I could have sworn there was already software to decode SCMFs, but I look around and ask around, and can't find it. So I'll have to write it myself. I spend the rest of my day reverse-engineering the format. It's fun, actually, and the kind of thing I haven't done in a long time -- staring at a pile of 1s and 0s and figuring out what it all means, then encoding that understanding in the software I'm writing. I get to the point where I don't need the software to do the job any more; even in the binary formats, I can find commands and their arguments by eye. I feel just like a Mars rover.

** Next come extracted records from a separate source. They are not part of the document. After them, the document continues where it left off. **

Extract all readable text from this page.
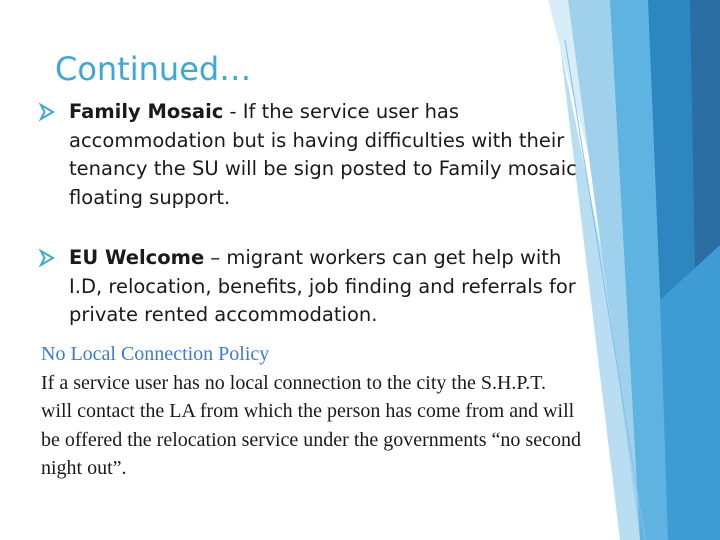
Continued…
Family Mosaic - If the service user has accommodation but is having difficulties with their tenancy the SU will be sign posted to Family mosaic floating support.
EU Welcome – migrant workers can get help with I.D, relocation, benefits, job finding and referrals for private rented accommodation.
No Local Connection Policy
If a service user has no local connection to the city the S.H.P.T. will contact the LA from which the person has come from and will be offered the relocation service under the governments “no second night out”.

By the end of the day my SCMF decoder is working, more or less. It still has a number of minor problems, plus two that really stand out. First, the software doesn't understand the format used for floating-point numbers, but that will be easy enough to fix; I just haven't had time for it yet. The other problem is more serious. SCMFs are divided into chunks called "messages," and while my decoder works for commands within a message, it doesn't understand where messages begin and end -- because I don't, either. It looks like there's a field in the message that tells you how long the rest of the message is, but it's inconsistent -- the number in that field is larger for large messages, shorter for short ones, more or less in proportion to the actual message length. But not exactly, and software demands exactitude.

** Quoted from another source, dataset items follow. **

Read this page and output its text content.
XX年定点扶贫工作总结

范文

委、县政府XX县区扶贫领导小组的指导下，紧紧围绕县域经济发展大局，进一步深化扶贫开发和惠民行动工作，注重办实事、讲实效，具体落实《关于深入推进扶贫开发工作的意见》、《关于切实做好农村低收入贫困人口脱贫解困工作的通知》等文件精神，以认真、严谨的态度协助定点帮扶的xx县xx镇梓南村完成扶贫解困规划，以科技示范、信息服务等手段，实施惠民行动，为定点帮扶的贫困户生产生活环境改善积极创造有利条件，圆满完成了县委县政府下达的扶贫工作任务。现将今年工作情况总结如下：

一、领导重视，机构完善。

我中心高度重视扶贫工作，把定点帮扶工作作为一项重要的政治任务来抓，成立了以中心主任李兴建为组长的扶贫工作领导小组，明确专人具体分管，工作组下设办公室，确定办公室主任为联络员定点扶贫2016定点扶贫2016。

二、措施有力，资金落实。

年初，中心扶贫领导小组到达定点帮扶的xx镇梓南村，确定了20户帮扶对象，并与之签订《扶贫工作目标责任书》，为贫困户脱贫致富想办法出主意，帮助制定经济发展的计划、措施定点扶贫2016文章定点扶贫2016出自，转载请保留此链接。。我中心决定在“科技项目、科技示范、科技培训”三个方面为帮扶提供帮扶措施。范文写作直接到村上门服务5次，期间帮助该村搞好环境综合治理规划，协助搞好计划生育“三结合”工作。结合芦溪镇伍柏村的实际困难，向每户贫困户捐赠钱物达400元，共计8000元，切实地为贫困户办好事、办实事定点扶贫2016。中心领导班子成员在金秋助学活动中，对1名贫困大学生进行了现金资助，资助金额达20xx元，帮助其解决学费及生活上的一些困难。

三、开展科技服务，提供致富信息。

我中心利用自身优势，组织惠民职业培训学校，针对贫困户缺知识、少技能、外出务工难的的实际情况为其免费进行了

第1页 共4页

Well, there was a story in the morning's newspaper about a study that proves what we all knew: sleep helps you fix problems like this. I decide to make my own personal contribution to the field of sleep research by going home and getting nine hours of sleep.



Footnotes:

[1] A radio signal.

[2] That is, we told Spirit when to call home.

[3] Our name for an error that crops up during an operational readiness test. When it happens in the testbed, you cheat: learn the lesson, fix the problem as fast as you can, and move on, so that you can continue getting value out of the test. We had lots of PORTisms during our many pre-landing tests; by contrast, surface operations had generally gone amazingly well.

[4] Incident/Surprise/Anomaly report. It's sort of a generalized bug report, but not just for software problems; it includes hardware problems, manual errors in operations, and so on.

3 comments:

italianguy said...

Scott, really nice to see you on the video "Five Years on Mars"!
(http://www.jpl.nasa.gov/video/index.cfm?id=795).
You are really great, but is quite fun because of this sort of "media-mania" that you let us know from the very first bunch of posts!
Thanks man!

changcho said...

So, all this talk about 'comm passes' from Odyssey, or perhaps MGS...How useful to you guys would an areostationary satellite be (parked above the equator roughly at the same longitude where Spirit lies?)

Anonymous said...

@Changcho: an areostationary satellite wouldn't be nearly as useful. It gives you altitude, but once the Earth is eclipsed by Mars you only get a little while longer from orbit than from the surface.

Compare that to a satellite that's whipping around the planet, can hear the rover as it passes overhead, and then can then get around to the other side and relay the data back to Earth.